We can call it now: search is dead.
There is, as usual, a caveat. This is search as we know it, i.e. the search engine. Google, Duckduckgo, Bing, and others are cooked.
Naturally, that does not mean they will disappear overnight. In fact, some, like Google, will not disappear. That is something that will be transformed.
AI is affecting everything. This path to major disruption, even from LLMs, is underway. While they are limited is scope at the moment, they will end up spreading over time.
One of the key items missing is real world data. We are seeing the amount of digital data piling up. That said, real world understanding is still lacking.
Fortunately, it is not required for search.
AI Search Is Going To Take Over
OpenAi released SearchGPT. This is its answer to a search engine. We are going to see Meta, Grok, and Claude follow suit at some point. We already have Perplexity that promotes itself as an AI search, albeit with some obstacles.
The reason why search as we know it is dead is due to the fact that it deals with links. That is what it was designed for. Google scraped the Internet, indexing content to offer up websites to users.
Unfortunately, even leaving aside the manipulation Google engages upon, the approach is outdated.
Generative AI alters the Internet completely. We are moving towards a time when information will be fed through agents. Some of these will still be in the form of a website but it is really an agent. Basically, these will be tied to platforms.
In that realm, weblinks are not required.
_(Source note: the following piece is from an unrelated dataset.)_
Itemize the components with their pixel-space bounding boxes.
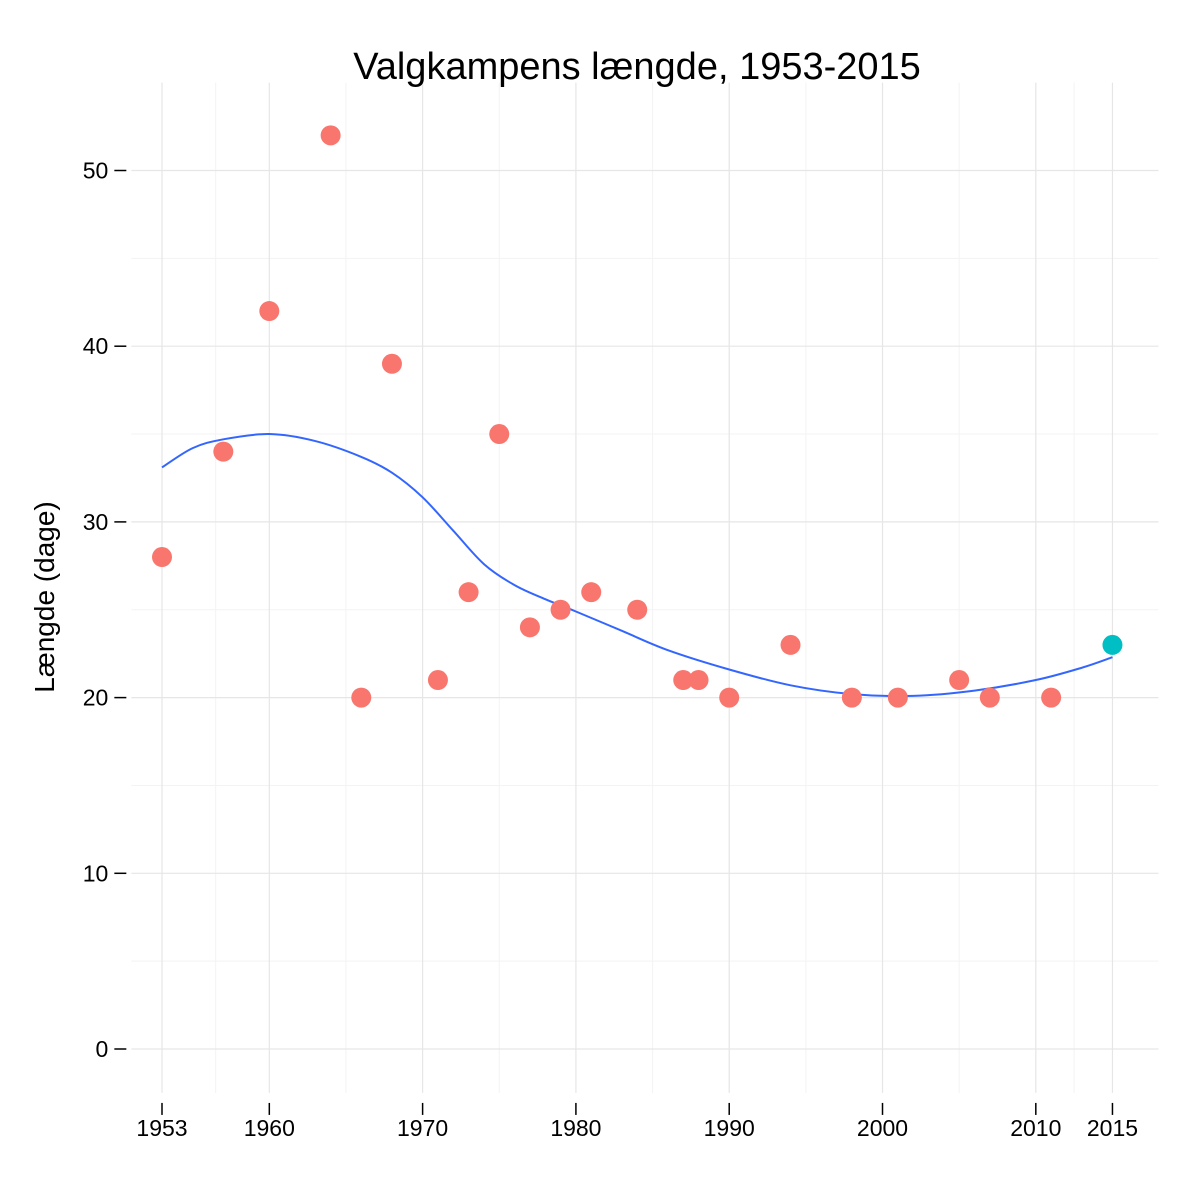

This is going to disrupt a great deal online. What is the Internet without the webpage? We are going to find out.
People Want Information
How often has you done a search and got a bunch of results that had nothing to do with what you sought?
This is a common occurrence due to the technical limitations. Traditional search does not excel at providing information. It is designed to provide pages. The linking of pages is how Google (and others) try to establish context.
Of course, people simply want information.
Here is where AI search could excel. At the moment, we are seeing hallucinations as commonplace. Is it any worse that traditional search? Depends upon who you ask. Some feel it is inferior while others are proponents of it.
Nevertheless, as they say, patience grasshopper.
The next generation models are being trained. This is something that is going to jettison, in my opinion, things ahead a great deal. Both XAi and Meta are using 100K+ GPU clusters to train their next generation LLMs. XAI has stated that they will be adding another 100K H100 equivalents in 2025.
We are in the era of the 200K and 300K supercluster.
As a comparison, Llama3 was trained on 16K cluster using 16 trillion tokens worth of data.
It would not surprise me if Llama4 is trained on a 125K cluster.
This means the base model will be far superior to what is available at this moment. That translates into even more powerful, and accurate, applications. It will not eliminate hallucinations but should reduce them a great deal.
AI search is going to be one of them.
Of course, this is a race. The central premise is compute. That is the base unit everyone is looking at. Those who are constrained are going to see their rollouts stalled. This is what is happening to OpenAI.
Within a year, I would surmise that most of us will use AI search. Where we get this from is to be determined.
Search, as we know it, is on the way out. We will just await what the next big wave is.